В то же время представляется, что в развитие этой правовой позиции законодателю и судам стоит также обратить внимание на следующую проблему, тесно связанную с вопросом, рассматриваемым в п. 15 Обзора.

3. Речь идет о многочисленных манипуляциях с коэффициентом конвертации акций в связи с реорганизацией, которые открывают широкие возможности для недобросовестных мажоритариев по искусственному размыванию доли миноритариев без соразмерного встречного предоставления. При наличии таких ничем не ограниченных злоупотреблений смысл разъяснения Президиума ВС в комментируемом пункте Обзора фактически может быть сведен на нет, ведь если оставшиеся по итогам выкупа акции, которые, как указал Президиум ВС, подлежат конвертации, будут конвертированы на очевидно несоразмерной основе, экономический эффект может быть почти таким же, как если бы они просто были погашены. Наиболее ярко эта проблема проявляется применительно к таким формам реорганизации, как слияние или присоединение.

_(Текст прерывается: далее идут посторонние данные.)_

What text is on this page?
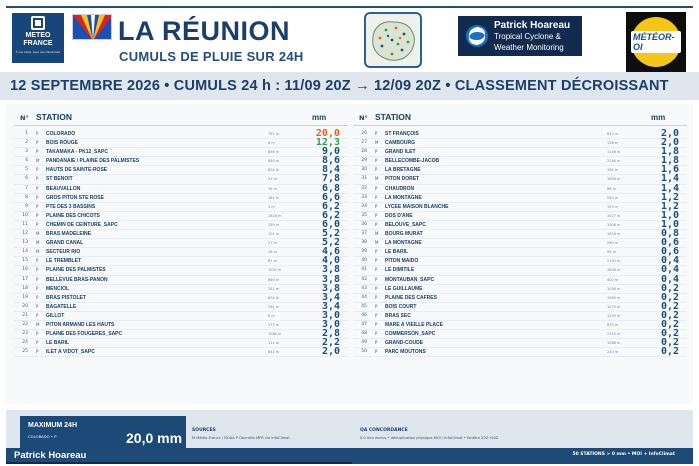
METEO
FRANCE
À vos côtés, avec nos climat futur
LA RÉUNION
CUMULS DE PLUIE SUR 24H
Patrick Hoareau
Tropical Cyclone &
Weather Monitoring
MÉTÉOR-OI
12 SEPTEMBRE 2026 • CUMULS 24 h : 11/09 20Z → 12/09 20Z • CLASSEMENT DÉCROISSANT
N° STATION	mm
1 P COLORADO	761 m	20,0
2 P BOIS ROUGE	6 m	12,3
3 P TAKAMAKA - PK12_SAPC	856 m	9,0
4 M PANDANAIE / PLAINE DES PALMISTES	880 m	8,6
5 P HAUTS DE SAINTE-ROSE	804 m	8,4
6 P ST BENOIT	43 m	7,8
7 P BEAUVALLON	16 m	6,8
8 P GROS PITON STE ROSE	181 m	6,6
9 P PTE DES 3 BASSINS	3 m	6,2
10 P PLAINE DES CHICOTS	1816 m	6,2
11 P CHEMIN DE CEINTURE_SAPC	259 m	6,0
12 M BRAS MADELEINE	101 m	5,2
13 M GRAND CANAL	27 m	5,2
14 M SECTEUR RIO	16 m	4,6
15 P LE TREMBLET	81 m	4,0
16 P PLAINE DES PALMISTES	1032 m	3,8
17 P BELLEVUE BRAS-PANON	860 m	3,8
18 P MENCIOL	261 m	3,8
19 P BRAS PISTOLET	604 m	3,4
20 P BAGATELLE	261 m	3,4
21 P GILLOT	8 m	3,0
22 M PITON ARMAND LES HAUTS	375 m	3,0
23 P PLAINE DES FOUGERES_SAPC	1086 m	2,8
24 P LE BARIL	111 m	2,2
25 P ILET A VIDOT_SAPC	641 m	2,0
N° STATION	mm
26 P ST FRANÇOIS	843 m	2,0
27 M CAMBOURG	138 m	2,0
28 P GRAND ILET	1146 m	1,8
29 P BELLECOMBE-JACOB	2246 m	1,8
30 P LA BRETAGNE	164 m	1,6
31 M PITON DORET	1898 m	1,4
32 P CHAUDRON	86 m	1,4
33 P LA MONTAGNE	550 m	1,2
34 P LYCEE MAISON BLANCHE	159 m	1,2
35 P DOS D'ANE	1027 m	1,0
36 P BELOUVE_SAPC	1508 m	1,0
37 M BOURG MURAT	1618 m	0,8
38 M LA MONTAGNE	280 m	0,6
39 P LE BARIL	95 m	0,6
40 P PITON MAIDO	2150 m	0,4
41 P LE DIMITILE	1808 m	0,4
42 P MONTAUBAN_SAPC	400 m	0,4
43 P LE GUILLAUME	1056 m	0,2
44 P PLAINE DES CAFRES	1560 m	0,2
45 P BOIS COURT	1070 m	0,2
46 P BRAS SEC	1250 m	0,2
47 P MARE A VIEILLE PLACE	870 m	0,2
48 P COMMERSON_SAPC	2310 m	0,2
49 P GRAND-COUDE	1088 m	0,2
50 P PARC MOUTONS	240 m	0,2
MAXIMUM 24H
COLORADO • P	20,0 mm SOURCES
M Météo-France / NOAA P Données MFR via InfoClimat
QA CONCORDANCE
0.0 mm exclus • déduplication physique MOI / InfoClimat • fenêtre 20Z→20Z
Patrick Hoareau	50 STATIONS > 0 mm • MOI + InfoClimat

Коэффициент конвертации представляет собой определенную пропорцию, на основании которой акции, принадлежащие акционерам реорганизуемого общества, обмениваются на акции обществ, остающихся или возникающих в процессе реорганизации. Действующее законодательство не предусматривает каких-либо критериев, на основании которых мог бы определяться данный коэффициент, а потому решение этого вопроса отдается на откуп самим акционерам (т.е. мажоритарному акционеру при наличии такового в обществе), что, в свою очередь, порождает многочисленные злоупотребления на практике.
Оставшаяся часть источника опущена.